15 – Canada’s men’s soccer team struck back after years of watching from the cheap seats as the U.S. ruled CONCACAF alongside Mexico. John Herdman’s team registered a famous 2-0 victory over the 21st-ranked Americans, with goals from Alphonso Davies and substitute Lucas Cavallini ending a 34-year, 17-match winless run for No. 75 Canada against their North American rivals.
20 – The Houston Astros won the American League Championship Series. Jose Altuve hit a walk off two-run homer in the bottom of the ninth inning as Houston beat the New York Yankees 6-4 in Game 6 of the ALCS. 24 – British Columbia introduced legislation it said would make it the first province to implement the United Nations Declaration on the Rights of Indigenous Peoples. The legislation mandates the government to bring provincial laws and policies into harmony with the aims of the declaration, but does not set a timeline for doing so.
27 – Pop singer Andy Kim, rockers Chilliwack and the alt-country band Cowboy Junkies were among the acts added to the Canadian Music Hall of Fame. 5 – Thousands of scientists from around the world signed an open letter published in the journal BioScience that: “We declare … clearly and unequivocally that planet Earth is facing a climate emergency. The letter included 11,258 signatures from 153 countries – including 409 from Canada.

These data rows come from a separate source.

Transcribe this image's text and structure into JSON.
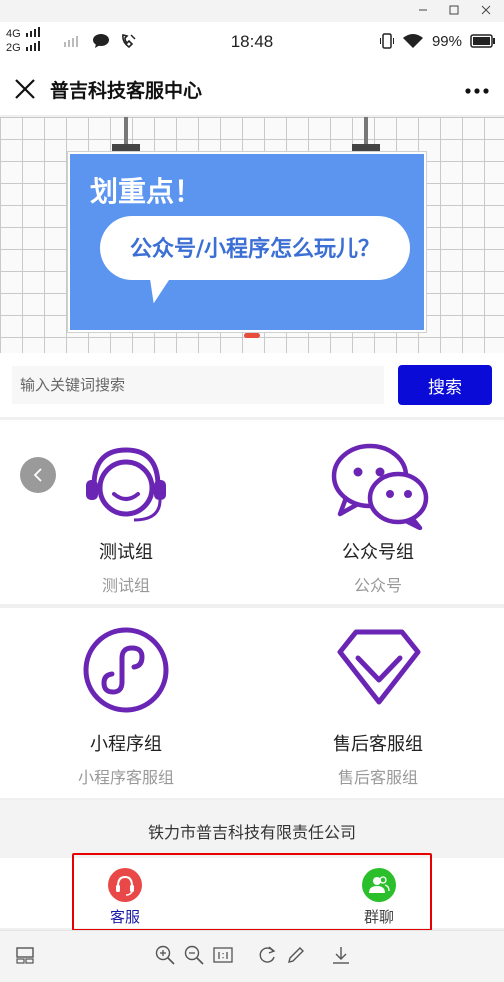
{
  "status_bar": {
    "network_top": "4G",
    "network_bottom": "2G",
    "time": "18:48",
    "battery": "99%"
  },
  "header": {
    "title": "普吉科技客服中心"
  },
  "banner": {
    "headline": "划重点！",
    "bubble_text": "公众号/小程序怎么玩儿？",
    "slide_index": 1,
    "slide_count": 1
  },
  "search": {
    "placeholder": "输入关键词搜索",
    "value": "",
    "button_label": "搜索"
  },
  "groups": [
    {
      "name": "测试组",
      "subtitle": "测试组",
      "icon": "headset-icon"
    },
    {
      "name": "公众号组",
      "subtitle": "公众号",
      "icon": "wechat-icon"
    },
    {
      "name": "小程序组",
      "subtitle": "小程序客服组",
      "icon": "mini-program-icon"
    },
    {
      "name": "售后客服组",
      "subtitle": "售后客服组",
      "icon": "diamond-icon"
    }
  ],
  "footer": {
    "company": "铁力市普吉科技有限责任公司"
  },
  "tabbar": {
    "tabs": [
      {
        "label": "客服",
        "icon": "headset-icon",
        "color": "#e94848",
        "active": true,
        "label_color": "#1a1aa8"
      },
      {
        "label": "群聊",
        "icon": "people-icon",
        "color": "#2bbf2b",
        "active": false,
        "label_color": "#444444"
      }
    ]
  },
  "colors": {
    "accent_purple": "#6a25b5",
    "search_button": "#0b0bd8",
    "highlight_frame": "#e60000",
    "banner_board": "#5b95f0"
  }
}
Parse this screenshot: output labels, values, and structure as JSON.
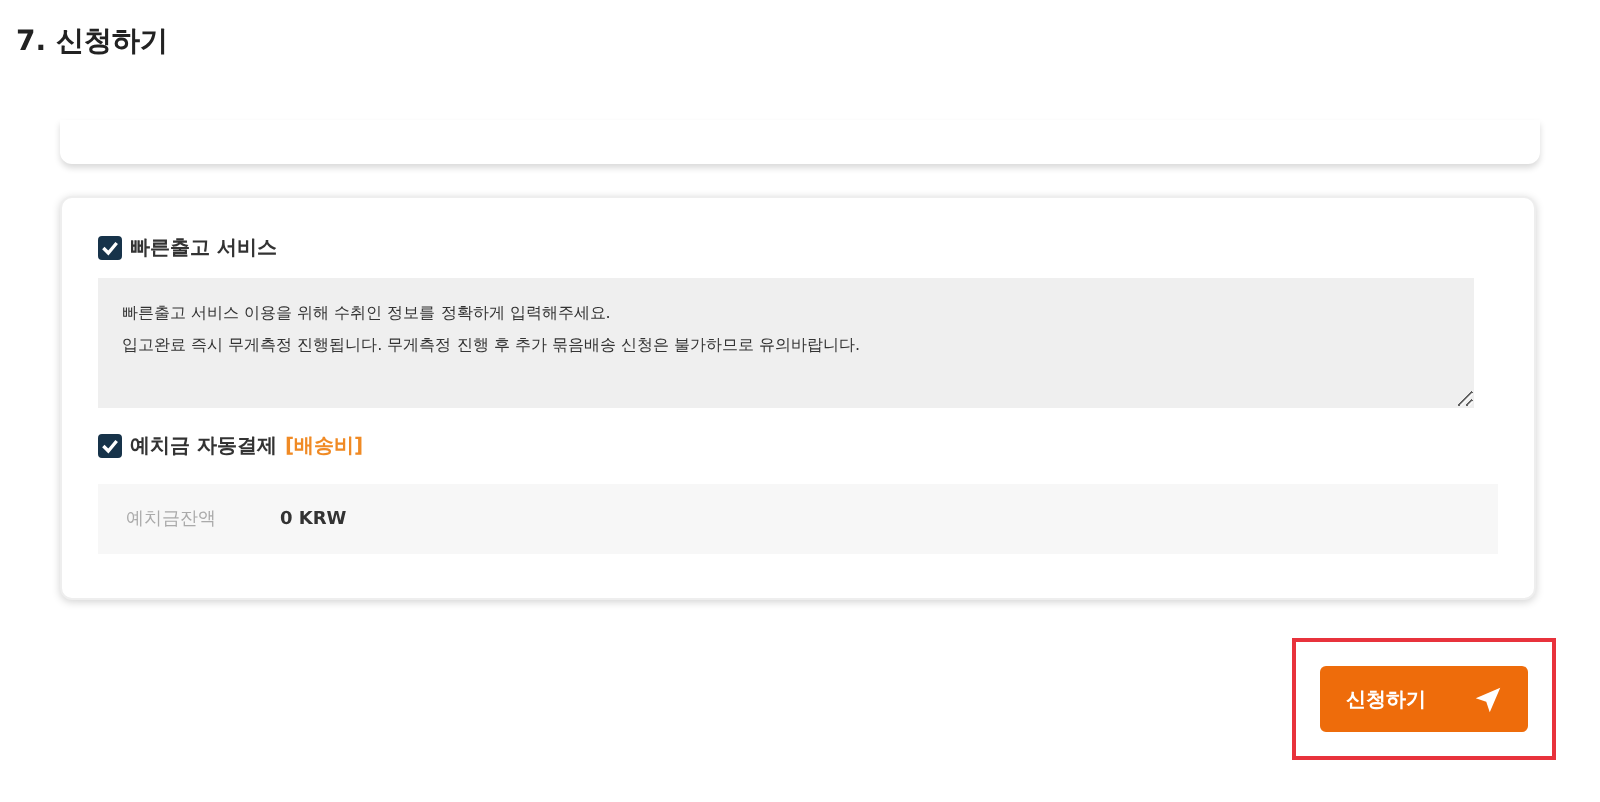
{
  "section_title": "7. 신청하기",
  "express_service": {
    "label": "빠른출고 서비스",
    "checked": true,
    "notice": "빠른출고 서비스 이용을 위해 수취인 정보를 정확하게 입력해주세요.\n입고완료 즉시 무게측정 진행됩니다. 무게측정 진행 후 추가 묶음배송 신청은 불가하므로 유의바랍니다."
  },
  "auto_payment": {
    "label": "예치금 자동결제",
    "tag": "[배송비]",
    "checked": true
  },
  "balance": {
    "label": "예치금잔액",
    "value": "0 KRW"
  },
  "submit_button": {
    "label": "신청하기",
    "highlighted": true
  }
}
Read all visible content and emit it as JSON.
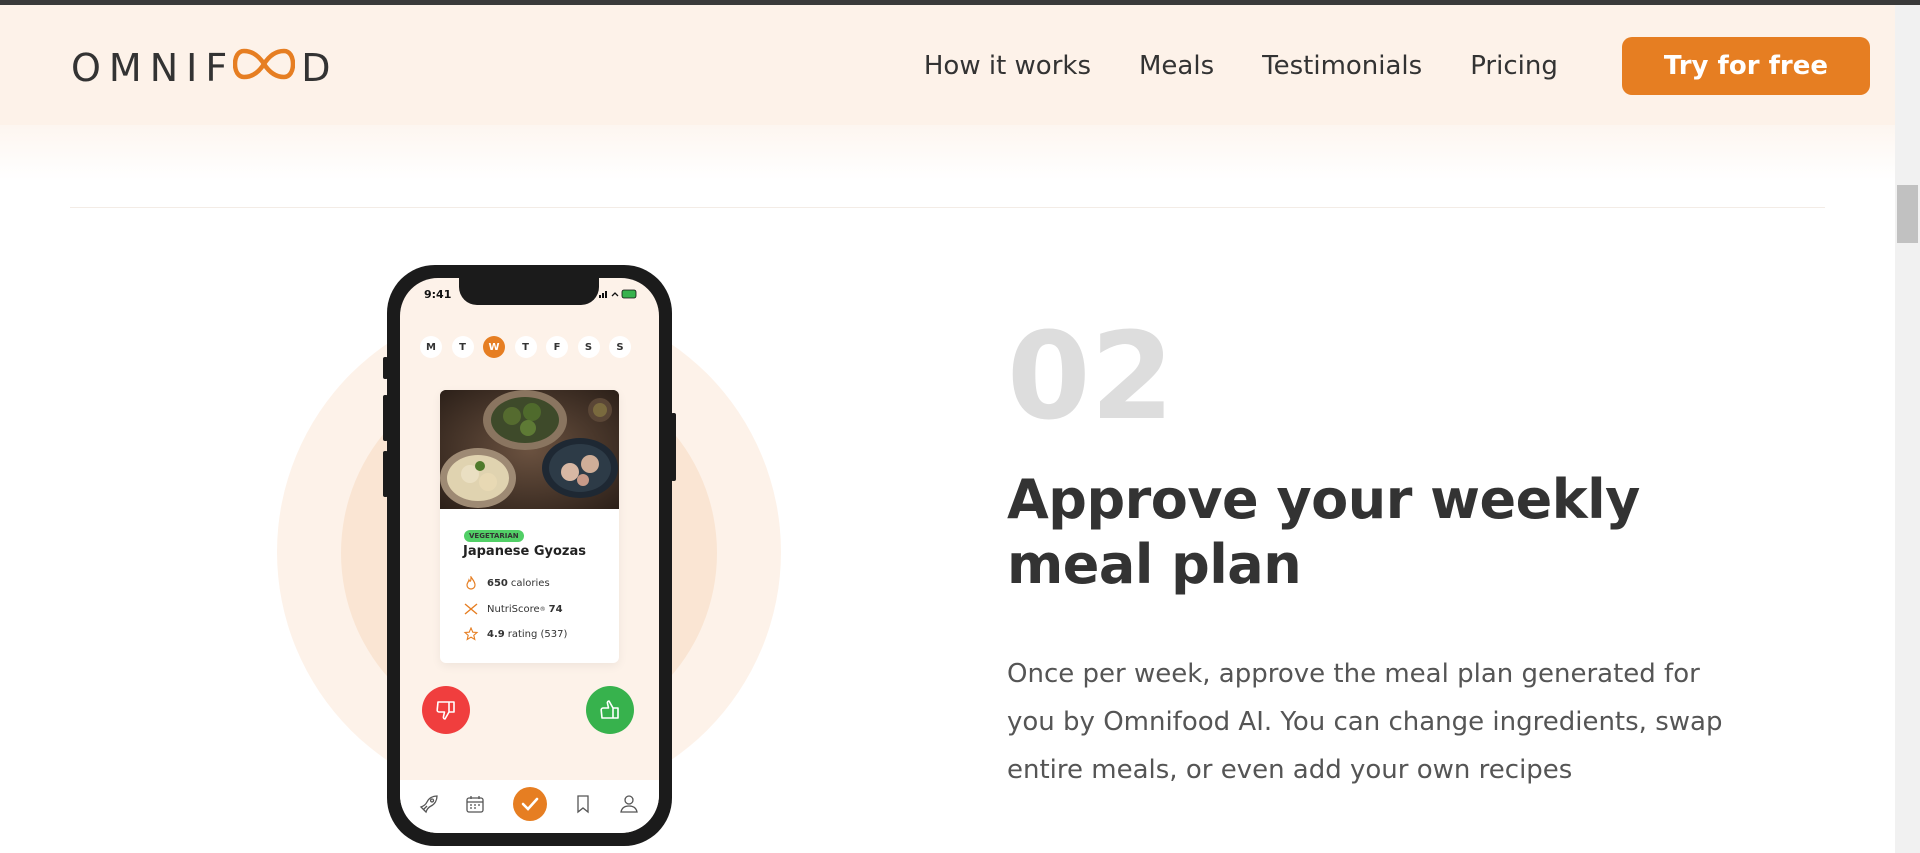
{
  "header": {
    "logo_text_left": "OMNIF",
    "logo_text_right": "D",
    "nav": [
      {
        "label": "How it works"
      },
      {
        "label": "Meals"
      },
      {
        "label": "Testimonials"
      },
      {
        "label": "Pricing"
      }
    ],
    "cta_label": "Try for free"
  },
  "phone": {
    "time": "9:41",
    "days": [
      "M",
      "T",
      "W",
      "T",
      "F",
      "S",
      "S"
    ],
    "active_day": "W",
    "card": {
      "tag": "VEGETARIAN",
      "title": "Japanese Gyozas",
      "calories_value": "650",
      "calories_label": "calories",
      "nutriscore_label": "NutriScore",
      "nutriscore_reg": "®",
      "nutriscore_value": "74",
      "rating_value": "4.9",
      "rating_label": "rating (537)"
    },
    "tab_icons": [
      "rocket-icon",
      "calendar-icon",
      "check-icon",
      "bookmark-icon",
      "user-icon"
    ]
  },
  "step": {
    "number": "02",
    "title": "Approve your weekly meal plan",
    "description": "Once per week, approve the meal plan generated for you by Omnifood AI. You can change ingredients, swap entire meals, or even add your own recipes"
  },
  "colors": {
    "accent": "#e67e22",
    "header_bg": "#fdf2e9",
    "like": "#37b24d",
    "dislike": "#f03e3e",
    "step_number": "#dddddd"
  }
}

15 – Career diplomat Marie Yovanovitch was in the spotlight on day two of the House impeachment hearings in Washington. The former U.S. ambassador to Ukraine said she felt threatened by President Donald Trump as she detailed the story of being abruptly recalled from her post. 19 – Two correctional officers on duty the night wealthy financier Jeffrey Epstein killed himself in a Manhattan prison were charged with falsifying prison records. Toval Noel and Michael Thomas were accused of neglecting their duties by failing to perform checks on Epstein every 30-minutes and of fabricating log entries to show they had.